Alan Lui discusses the use of visual metaphors from older media in web design and argues that such metaphors “naturalize the limitations of the new medium by disguising them within those of older media” (Reader, page 228). Discuss while giving an example of a website.

Let’s reflect.

In this subject, we have focussed on the rise and rise of ‘new media’ or perhaps more specifically, ‘Web 2.0’ applications. We have identified a number of features that help characterise a website, or a software application as ‘new media’: user-customization; interactivity; on-demand, and; community/network focussed.

But up until now, our studies have not considered how these Web 2.0 features are presented in the online medium. While we love the idea of ‘new media’ (as if somewhere along the timeline of history, someone performed a firmware update), for ‘new media’ to be an effective medium, audiences and individual users must still be able to interpret and understand the information presented.

Alan Lui (2004) explores this idea. Lui (2004) contends that information presented in ‘new media’ applications is represented within visual metaphors of ‘old media’. Essentially, he argues that although we describe interactive and network-based mediums as ‘new media’, the ways in which information is presented to users is the same as the way information is presented in supposedly ‘old media’ platforms.

A few examples provide a better explanation.

Here, on the Boost Juice website is an ‘encyclopaedia’ of fruits. As a company that emphasises the use of fresh fruit in their products, they have included a sort of fact book that examines each fruit available in their stores. The designer of this website has used the familiar layout of a book (with pages, text and illustrations) to present the information on a new media platform. Essentially, the information that is presented on this website is presented in the same style and fashion as it would be if it were presented in ‘old media’.

Another example is the iBook app that operates on the iOS system software used on iPhones, iPods and iPads.

The iBook software attempts to take the experience that users have with information in old media, and recreate it (or “disguise” it) in the ‘new media’ platform (Lui 2004). With iBook software, users consume, interact and engage with the information in the same way as they would if the information was presented in a physical book.

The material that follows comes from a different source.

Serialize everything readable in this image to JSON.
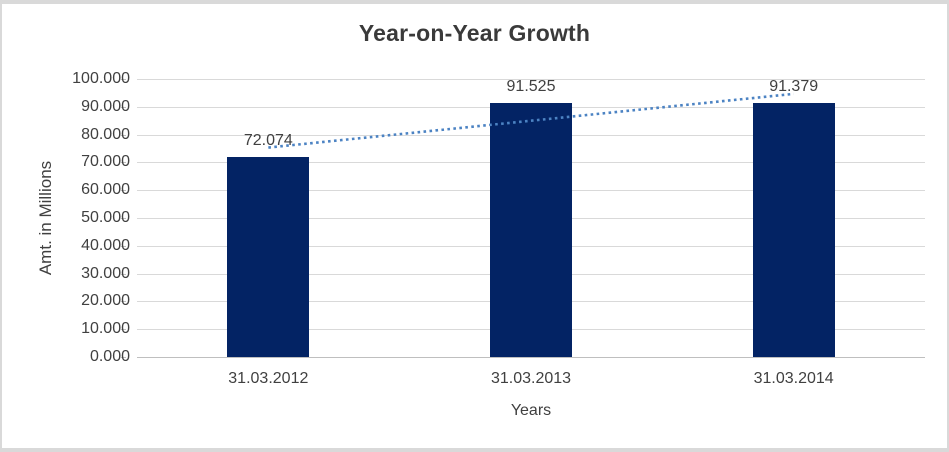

Another iOS app that uses the visual metaphors of ‘old media’ in on a ‘new media’ platform is the Flipboard app.

As the video demonstrates, Flipboard serves as a “personal magazine” that shows the genre of news and information that you are interested in, in a magazine-style format. Again, this application presents information in the same way that we are accustomed to in ‘old’ mediums like physical, published magazines.

I think that it’s always interesting to consider, whenever there is an instance of revolution or evolution (either in technology, social norms or politics), how much the new is similar to the old. While it is easy to find oneself swept up by the superficial changes between old and new, invariably it is the basic elements that will remain unchanged.

“Meet the new boss, same as the old boss”.